Por isso, é bom perguntarmos: como estamos construindo a nossa vida? Como estamos construindo a nossa sociedade? É mister admitir que estamos construindo hoje o que será o nosso legado aos nossos filhos. Os fundamentos que estabelecermos hoje é que dirão se eles terão ou não sucesso em edificar algo grandioso. Utilizar, portanto, algum “material” moral ou ético de qualidade inferior é decretar por antecipação a falência de algo que poderia ser plenamente vitorioso.

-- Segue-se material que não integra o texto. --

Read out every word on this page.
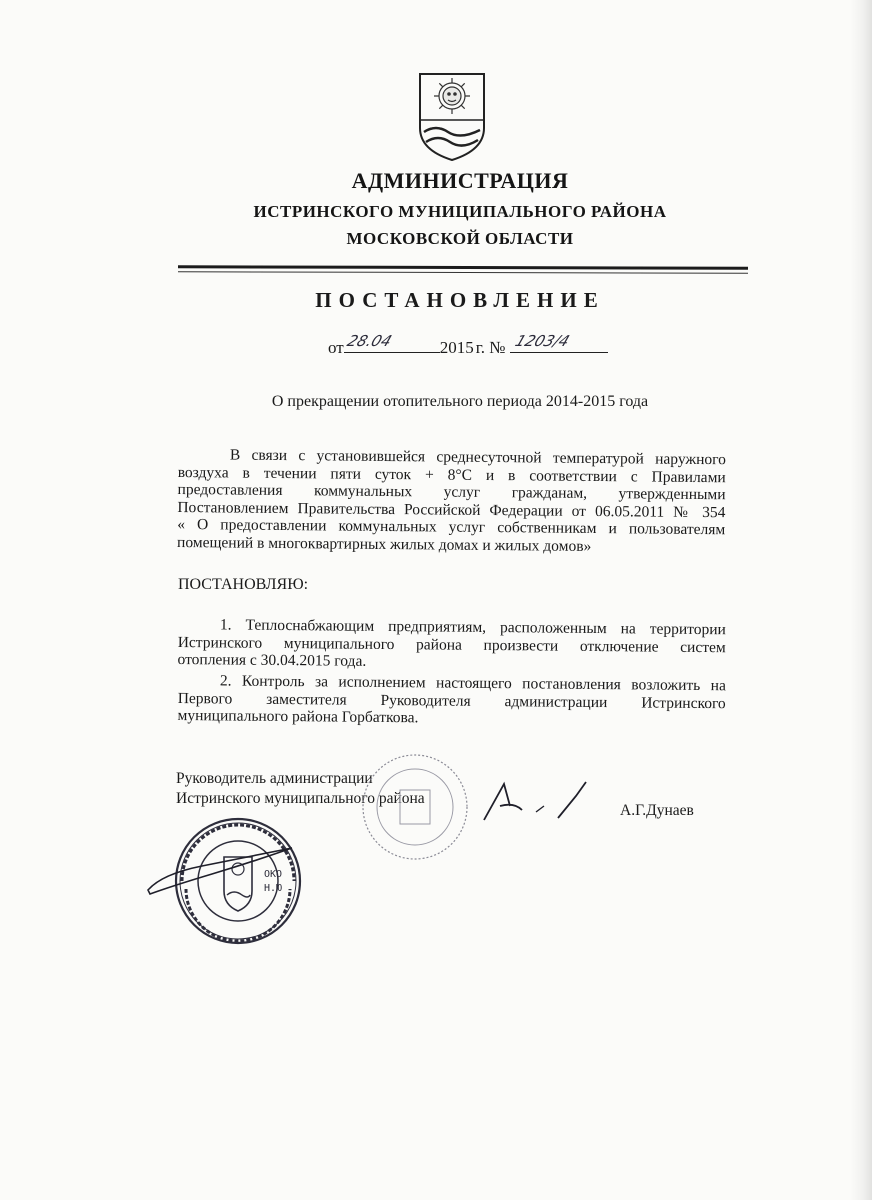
АДМИНИСТРАЦИЯ
ИСТРИНСКОГО МУНИЦИПАЛЬНОГО РАЙОНА
МОСКОВСКОЙ ОБЛАСТИ
ПОСТАНОВЛЕНИЕ
от 28.04	2015 г. № 1203/4
О прекращении отопительного периода 2014-2015 года
В связи с установившейся среднесуточной температурой наружного
воздуха в течении пяти суток + 8°С и в соответствии с Правилами
предоставления коммунальных услуг гражданам, утвержденными
Постановлением Правительства Российской Федерации от 06.05.2011 № 354
« О предоставлении коммунальных услуг собственникам и пользователям
помещений в многоквартирных жилых домах и жилых домов»
ПОСТАНОВЛЯЮ:
1. Теплоснабжающим предприятиям, расположенным на территории
Истринского муниципального района произвести отключение систем
отопления с 30.04.2015 года.
2. Контроль за исполнением настоящего постановления возложить на
Первого заместителя Руководителя администрации Истринского
муниципального района Горбаткова.
Руководитель администрации
Истринского муниципального района
А.Г.Дунаев
ОКО
Н.Ю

Desse modo, o que você pensa que acontece a uma sociedade quando esta banaliza a ética e a moralidade, mas, em seu lugar, estabelece fundamentos permissivos e pecaminosos? O que acontece também quando um país trata a educação como parte secundária de seus investimentos sociais? O que ocorre a uma sociedade quando parte significativa de sua elite política e religiosa deixa de ter credibilidade, porque lhes falta comprometimento ético e moral? O que acontece quando Deus é ignorado pela elite governante e Sua palavra é desdenhada?

Jesus ilustrou o que ocorre em decorrência da escolha dos fundamentos errados ou corretos com esta parábola: “Todo aquele, pois, que ouve estas minhas palavras e as pratica será comparado a um homem prudente que edificou a sua casa sobre a rocha; e caiu a chuva, transbordaram os rios, sopraram os ventos e deram com ímpeto contra aquela casa, que não caiu, porque fora edificada sobre a rocha. E todo aquele que ouve estas minhas palavras e não as pratica será comparado a um homem insensato que edificou a sua casa sobre a areia; e caiu a chuva, transbordaram os rios, sopraram os ventos e deram com ímpeto contra aquela casa, e ela desabou, sendo grande a sua ruína” (Mt 7.24). Assim, quando chegar a intempestiva hora do “teste” em nossa sociedade, o que sobrará? De fato, o que temos construído subsistirá ou será tragado em função dos fundamentos que escolhermos.

Essa tragédia de vida de ver tudo desmoronar, ou seu contraponto de erigir construções perenes sobre fortes e seguros fundamentos, pode finalmente acontecer com cada um de nós, individualmente, como também ao nosso país. Alguns constroem suas vidas de maneira distraída, colocando pouco empenho, não buscando o seu melhor nem fazendo o máximo possível, mas apenas sendo relaxados e fazendo o mínimo necessário.

Não, nós não precisamos de mais leis. Precisamos é de um fundamente sólido e seguro sobre o qual construiremos a prosperidade  de nosso país “para todos os brasileiros”, e não para poucos “afortunados”.

Desperta, Brasil! Construa antes um sólido fundamento. Busque-o na Palavra de Deus, porque “Feliz é a a nação cujo Deus é o Senhor!”